La matière noire microbienne désigne un ensemble conséquent de phyla bactériens non cultivables décrits uniquement sur la base de leurs séquences d’ADN lors d’études métagénomiques (Marcy et al., 2007). En effet, sur les 60 phyla bactériens identifiés à ce jour, environ la moitié ne comportent aucun représentant cultivable (Rappé and Giovannoni, 2003; Rinke et al., 2013). Une des hypothèses visant à expliquer le caractère non cultivable de ces bactéries est leur possible dépendance vis à vis d’autres (micro)organismes pour leur croissance (Puspita et al., 2012; Brown et al., 2015; Luef et al., 2015). Récemment, les avancées technologiques permettant le séquençage à très haut débit à partir de cellule unique (Single Cell Metagenomic) ont permis de caractériser le génome presque intégral d’un isolat affilié au phylum TM6 (McLean et al., 2013).

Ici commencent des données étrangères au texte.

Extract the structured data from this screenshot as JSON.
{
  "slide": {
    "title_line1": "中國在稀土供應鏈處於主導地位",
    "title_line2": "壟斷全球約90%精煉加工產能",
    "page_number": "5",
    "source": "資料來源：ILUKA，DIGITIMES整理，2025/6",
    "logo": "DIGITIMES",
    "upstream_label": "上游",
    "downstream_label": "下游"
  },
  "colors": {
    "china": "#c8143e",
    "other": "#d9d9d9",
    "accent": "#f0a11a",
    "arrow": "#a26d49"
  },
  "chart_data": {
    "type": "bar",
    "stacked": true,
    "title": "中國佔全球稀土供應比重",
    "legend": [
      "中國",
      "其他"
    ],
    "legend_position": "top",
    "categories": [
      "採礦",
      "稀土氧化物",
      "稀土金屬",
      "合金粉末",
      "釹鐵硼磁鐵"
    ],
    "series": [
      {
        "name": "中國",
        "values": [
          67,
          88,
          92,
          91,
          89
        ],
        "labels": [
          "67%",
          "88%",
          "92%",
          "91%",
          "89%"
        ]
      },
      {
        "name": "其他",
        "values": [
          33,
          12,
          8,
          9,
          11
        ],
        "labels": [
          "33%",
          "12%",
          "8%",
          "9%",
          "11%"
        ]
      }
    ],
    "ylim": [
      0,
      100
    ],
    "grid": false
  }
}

Ces informations ont permis de suggérer que cette bactérie vivrait en symbiose avec un hôte eucaryote comme les amibes libres. En plus de ces données génomiques, un autre représentant de ce même phylum TM6 a pu être isolé d’une tour aéroréfrigérante, en utilisant une technique de co-culture basée sur l’infection d’Acanthamoeba castellanii (Pagnier et al., 2015). Cet isolat, nommé Babela massilliensis, est capable de proliférer au sein de cette amibe libre, induisant une lyse rapide et massive en 70h (Pagnier et al., 2015). L’ensemble de ces données semble suggérer de possibles associations environnementales entre les amibes libres et des représentants de la matière noire microbienne, notamment les bactéries du phylum TM6.